No one can accuse Whitney of being tame with their choices, as their cover of 90’s R&B stalwarts SWV’s “Rain” proves. Nor did they shy away from taking on an evergreen like John Denver’s “Take Me Home, Country Roads,” where they received vocal help from Waxahatchee’s Katie Crutchfield. “We just knew that was a song that we could pull off and the vocal would just sound good with me singing it,” Ehrlich explains. “I think actually what we were thinking was, if we do this song in the style of the band, then it’s not like it’s going to be something that no one’s ever heard before. But it came out true to us as well.”

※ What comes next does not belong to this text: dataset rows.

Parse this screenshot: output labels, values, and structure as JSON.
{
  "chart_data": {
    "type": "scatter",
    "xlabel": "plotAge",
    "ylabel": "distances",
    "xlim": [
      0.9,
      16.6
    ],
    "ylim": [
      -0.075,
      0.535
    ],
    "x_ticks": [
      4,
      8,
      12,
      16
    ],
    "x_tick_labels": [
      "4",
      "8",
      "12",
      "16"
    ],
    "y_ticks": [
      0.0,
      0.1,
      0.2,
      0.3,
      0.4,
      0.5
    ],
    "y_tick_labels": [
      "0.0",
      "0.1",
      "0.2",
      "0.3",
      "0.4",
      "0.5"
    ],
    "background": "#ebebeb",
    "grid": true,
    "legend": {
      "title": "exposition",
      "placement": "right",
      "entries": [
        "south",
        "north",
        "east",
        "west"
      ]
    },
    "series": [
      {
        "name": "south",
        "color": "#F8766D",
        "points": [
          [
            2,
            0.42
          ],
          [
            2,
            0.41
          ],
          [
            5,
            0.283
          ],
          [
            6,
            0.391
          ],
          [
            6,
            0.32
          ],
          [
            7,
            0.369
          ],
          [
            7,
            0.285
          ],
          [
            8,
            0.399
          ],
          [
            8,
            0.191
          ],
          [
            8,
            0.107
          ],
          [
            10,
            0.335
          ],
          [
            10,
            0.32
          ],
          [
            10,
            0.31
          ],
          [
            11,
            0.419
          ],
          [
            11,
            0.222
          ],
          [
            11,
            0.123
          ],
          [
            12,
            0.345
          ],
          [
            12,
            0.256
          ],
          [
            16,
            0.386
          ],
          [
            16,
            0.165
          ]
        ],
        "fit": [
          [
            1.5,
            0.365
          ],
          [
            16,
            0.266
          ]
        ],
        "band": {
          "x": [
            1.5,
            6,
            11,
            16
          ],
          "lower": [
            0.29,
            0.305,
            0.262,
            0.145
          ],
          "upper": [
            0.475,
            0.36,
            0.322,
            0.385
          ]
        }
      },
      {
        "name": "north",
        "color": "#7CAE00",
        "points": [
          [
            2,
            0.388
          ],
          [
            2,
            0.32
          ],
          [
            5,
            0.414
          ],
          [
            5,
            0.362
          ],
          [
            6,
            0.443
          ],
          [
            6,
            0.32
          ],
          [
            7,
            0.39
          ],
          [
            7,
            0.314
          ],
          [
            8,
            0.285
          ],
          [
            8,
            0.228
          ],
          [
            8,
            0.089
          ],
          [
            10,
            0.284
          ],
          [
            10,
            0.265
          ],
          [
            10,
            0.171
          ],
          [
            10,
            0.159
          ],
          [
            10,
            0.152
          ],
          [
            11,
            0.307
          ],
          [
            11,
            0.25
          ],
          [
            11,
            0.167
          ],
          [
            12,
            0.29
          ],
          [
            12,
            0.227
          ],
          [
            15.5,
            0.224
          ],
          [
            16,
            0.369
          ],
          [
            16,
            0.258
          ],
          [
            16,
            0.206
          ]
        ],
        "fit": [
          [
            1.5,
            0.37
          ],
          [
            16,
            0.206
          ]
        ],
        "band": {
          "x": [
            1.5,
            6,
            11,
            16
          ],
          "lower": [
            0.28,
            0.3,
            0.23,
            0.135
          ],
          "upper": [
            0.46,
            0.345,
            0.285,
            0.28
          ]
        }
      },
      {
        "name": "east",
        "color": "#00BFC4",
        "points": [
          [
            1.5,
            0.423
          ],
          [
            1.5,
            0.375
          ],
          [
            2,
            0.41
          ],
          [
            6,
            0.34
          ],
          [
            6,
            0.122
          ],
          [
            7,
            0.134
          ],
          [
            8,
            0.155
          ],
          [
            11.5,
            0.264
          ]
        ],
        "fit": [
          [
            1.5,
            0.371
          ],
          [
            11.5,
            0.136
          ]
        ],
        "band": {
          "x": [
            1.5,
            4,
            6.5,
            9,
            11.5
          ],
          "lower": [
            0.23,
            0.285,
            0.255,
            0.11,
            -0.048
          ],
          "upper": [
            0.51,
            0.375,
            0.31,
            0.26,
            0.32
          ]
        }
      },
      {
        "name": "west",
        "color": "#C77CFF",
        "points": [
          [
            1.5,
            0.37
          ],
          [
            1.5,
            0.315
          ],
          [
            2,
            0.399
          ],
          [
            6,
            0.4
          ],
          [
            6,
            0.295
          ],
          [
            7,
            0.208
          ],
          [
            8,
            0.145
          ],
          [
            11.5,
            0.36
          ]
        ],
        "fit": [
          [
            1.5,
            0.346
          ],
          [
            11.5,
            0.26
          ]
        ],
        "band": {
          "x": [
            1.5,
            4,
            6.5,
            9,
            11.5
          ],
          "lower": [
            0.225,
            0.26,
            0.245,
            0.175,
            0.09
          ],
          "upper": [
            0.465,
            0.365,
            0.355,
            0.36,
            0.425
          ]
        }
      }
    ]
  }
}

Kakacek says that he hopes that the album not only strengthens Whitney’s fan base, but that it will also turn people onto the originals. “We had an interview yesterday about record stores and how covers and record stores work together,” he says. “Our ending comment with that interview, and I’ll repeat it here because it holds some weight, is if you like the songs on Candid, you should go out to your local store, buy that entire record and listen to the whole thing.”

Kakacek also enjoyed the process of working up most of the tracks on Candid from scratch with the rest of the instrumentalists. “The live band has always been involved in the record-making process,” Kakacek says. “But this is the first time, with the process of taking the covers and learning them, fleshing them out like that, that everyone played the skeleton of the song live. All seven members were performing a live take. And then we’d overdub on a live take. Whitney albums, usually we’ll overdub a lot more. This is a lot more like the whole band playing and then adding little touches and saying, ‘We’ll get the best live take of this song together and see what we can do with it after.’”

Ehrlich seconded that emotion, and even believes that Candid could provide a different way forward once Whitney gets back to their original material. “The stuff that we’re writing right now, we don’t have a drum set, so we’re making songs around sampled drums,” he explains. “I think our vibe is that the experience of recording Candid, it just went so well, that we might as well try to rerecord the songs that we’re writing right now with the whole band.”

And why not? If the band could turn a myth-strewn Moondog song into an effortless pop gem, anything is possible. “’If you’ve the yen to pluck, then pluck us both,” Ehrlich laughs, quoting the lyrics to “High On A Rocky Ledge.” “The lines just get crazier and crazier.”